LinkedIn enjoys one big advantage against competitors Facebook and Twitter: It's the social network people can use at work. By positioning it as a service for professional development, LinkedIn has embedded itself into offices worldwide. And in the process, found a holy grail of corporate data: The social hierarchy of people inside an organization… even if the people themselves don't know it.
LinkedIn's affable head of search quality, Daniel Tunkelang, spoke with Co.Labs earlier this year. Tunkelang is the person responsible for making sure LinkedIn's searches connect people to the contacts they're actually looking for. This means learning a lot about how people know each other, and how people interact with each other, in the process.
One thing LinkedIn's users don't always realize is that the search process works differently depending on whether you're using a desktop or laptop computer, a smartphone, or a tablet. Tunkelang says typing is harder on mobile devices, which leads his team to see a higher incidence of shorter queries from users.
"In mobile, we really emphasize the autocompletion experience because the environment in which people use a laptop versus a phone is quite different." People also use the search function differently on mobile devices too. Tunkelang told me that his company sees a lot of what he calls "meeting intelligence" being conducted on smartphones--LinkedIn users inside meetings encountering someone at a real-life event, taking out a phone, and looking up the person's profile.
Because Tunkelang and LinkedIn's other data scientists are able to see how users search on the service and how they use it in different circumstances, this means they get deep insights into how recruiters search for candidates, how sales teams evaluate potential leads, and how different departments of organizations relate to each other.
One of the most fascinating parts of his job, he says, is finding unexpected results when finding data to prove or disprove different hypotheses. Tunkelang's team discovered the way people's social networks related to each other, and found that changed the search experience. Specifically, the way people search for names on LinkedIn and the way people search for titles on LinkedIn have little to do with each other at all.
When LinkedIn users search for someone by name, it's primarily for someone relatively closely connected to their social network (to be exact, one population away from them). But when searches are conducted for job titles, users are primarily contacting individuals two populations away from them in their social network--further away than searches by name. Although the discovery wasn't counterintuitive, it wasn't what they were looking for… and Tunkelang says the trend came "shining through the results" when they analyzed the data.
Other LinkedIn data projects require more user input to glean insights. Take for example that endorsement box that sometimes pops up asking you to vouch for someone's skills? There's actually a sophisticated project going on there.
These requests might seem like LinkedIn's way of increasing engagement on the site, but it's also part of a sophisticated mapping mechanism that lets data scientists figure out what job titles at organizations actually mean. Endorsements help LinkedIn figure out what skill sets and talent requirements align to which jobs.
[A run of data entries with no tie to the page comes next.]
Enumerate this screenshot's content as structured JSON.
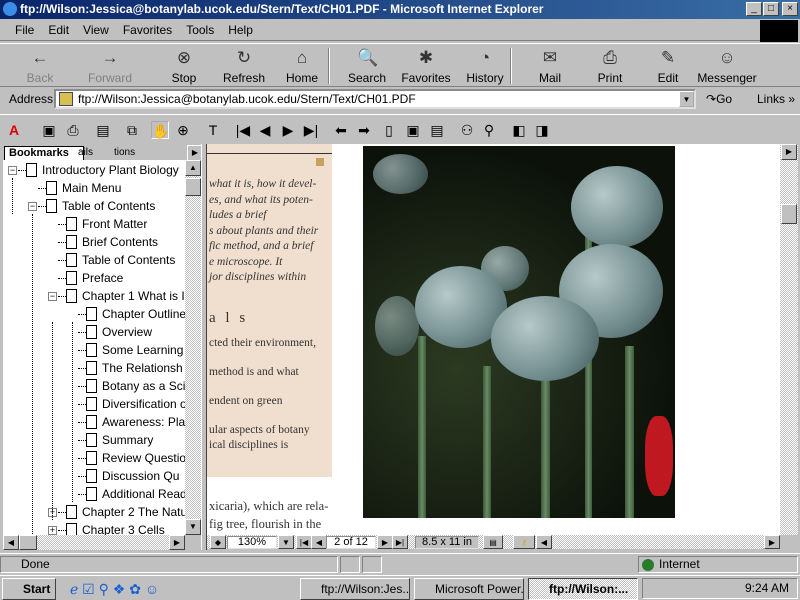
{
  "window": {
    "title": "ftp://Wilson:Jessica@botanylab.ucok.edu/Stern/Text/CH01.PDF - Microsoft Internet Explorer",
    "min": "_",
    "max": "□",
    "close": "×"
  },
  "menu": [
    "File",
    "Edit",
    "View",
    "Favorites",
    "Tools",
    "Help"
  ],
  "toolbar": [
    {
      "label": "Back",
      "icon": "back-arrow-icon",
      "glyph": "←",
      "disabled": true
    },
    {
      "label": "Forward",
      "icon": "forward-arrow-icon",
      "glyph": "→",
      "disabled": true
    },
    {
      "label": "Stop",
      "icon": "stop-icon",
      "glyph": "⊗"
    },
    {
      "label": "Refresh",
      "icon": "refresh-icon",
      "glyph": "↻"
    },
    {
      "label": "Home",
      "icon": "home-icon",
      "glyph": "⌂"
    },
    {
      "label": "Search",
      "icon": "search-icon",
      "glyph": "🔍"
    },
    {
      "label": "Favorites",
      "icon": "favorites-icon",
      "glyph": "✱"
    },
    {
      "label": "History",
      "icon": "history-icon",
      "glyph": "◔"
    },
    {
      "label": "Mail",
      "icon": "mail-icon",
      "glyph": "✉"
    },
    {
      "label": "Print",
      "icon": "print-icon",
      "glyph": "⎙"
    },
    {
      "label": "Edit",
      "icon": "edit-icon",
      "glyph": "✎"
    },
    {
      "label": "Messenger",
      "icon": "messenger-icon",
      "glyph": "☺"
    }
  ],
  "address": {
    "label": "Address",
    "value": "ftp://Wilson:Jessica@botanylab.ucok.edu/Stern/Text/CH01.PDF",
    "go": "Go",
    "links": "Links"
  },
  "bookmarks": {
    "tabs": [
      "Bookmarks",
      "ails",
      "tions"
    ],
    "items": [
      {
        "label": "Introductory Plant Biology",
        "level": 0,
        "toggle": "−"
      },
      {
        "label": "Main Menu",
        "level": 1
      },
      {
        "label": "Table of Contents",
        "level": 1,
        "toggle": "−"
      },
      {
        "label": "Front Matter",
        "level": 2
      },
      {
        "label": "Brief Contents",
        "level": 2
      },
      {
        "label": "Table of Contents",
        "level": 2
      },
      {
        "label": "Preface",
        "level": 2
      },
      {
        "label": "Chapter 1 What is I",
        "level": 2,
        "toggle": "−"
      },
      {
        "label": "Chapter Outline",
        "level": 3
      },
      {
        "label": "Overview",
        "level": 3
      },
      {
        "label": "Some Learning",
        "level": 3
      },
      {
        "label": "The Relationsh",
        "level": 3
      },
      {
        "label": "Botany as a Sci",
        "level": 3
      },
      {
        "label": "Diversification o",
        "level": 3
      },
      {
        "label": "Awareness: Pla",
        "level": 3
      },
      {
        "label": "Summary",
        "level": 3
      },
      {
        "label": "Review Questio",
        "level": 3
      },
      {
        "label": "Discussion Qu",
        "level": 3
      },
      {
        "label": "Additional Read",
        "level": 3
      },
      {
        "label": "Chapter 2 The Natu",
        "level": 2,
        "toggle": "+"
      },
      {
        "label": "Chapter 3 Cells",
        "level": 2,
        "toggle": "+"
      }
    ]
  },
  "page_text": {
    "italic": [
      "what it is, how it devel-",
      "es, and what its poten-",
      "ludes a brief",
      "s about plants and their",
      "fic method, and a brief",
      "e microscope. It",
      "jor disciplines within"
    ],
    "heading": "a l s",
    "lines": [
      "cted their environment,",
      "",
      "method is and what",
      "",
      "endent on green",
      "",
      "ular aspects of botany",
      "ical disciplines is"
    ],
    "bottom": [
      "xicaria), which are rela-",
      "fig tree, flourish in the"
    ]
  },
  "nav": {
    "zoom": "130%",
    "page": "2 of 12",
    "size": "8.5 x 11 in"
  },
  "status": {
    "text": "Done",
    "zone": "Internet"
  },
  "taskbar": {
    "start": "Start",
    "tasks": [
      "ftp://Wilson:Jes...",
      "Microsoft Power...",
      "ftp://Wilson:..."
    ],
    "clock": "9:24 AM"
  },
  "colors": {
    "titlebar": "#0a246a",
    "page_tan": "#f0dfcf",
    "accent_square": "#c8a060"
  }
}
LinkedIn engineer Sam Shah and data scientist Pete Skomoroch explained how the endorsements feature worked at the 2013 edition of data science conference Strata. Endorsements are used to build a "Skills Dictionary" for the social networking site. Defined as a taxonomy of work skills, the skills dictionary is primarily based on mining data from the site's millions of profiles and then augmenting them through other sources like endorsements. A big part of Skomoroch and Shah's work is cleaning the data--over 250 different phrases map to "Microsoft Office" alone.
In one case study of mapping skills to the correct occupation, they showed which phrases map to "Angels" (as in alternative medicine) and "Angels" (as in venture capital). It's easy to figure out where psychic readings, clairvoyancy, and early-stage investing map. This information is then used to infer what skills someone with a specific title actually has.
LinkedIn then uses skills endorsements to see both which particular contacts users feel have these skills… and who they choose to endorse. The results in aggregate are used to both build social maps and to understand the difference in responsibilities between jobs with identical titles at different companies.
Facebook has its own social graph, of course. But those connections have been mapped to personal histories rather than job skills. And that results in an entirely different kind of network effect than the one LinkedIn is trying to capitalize on.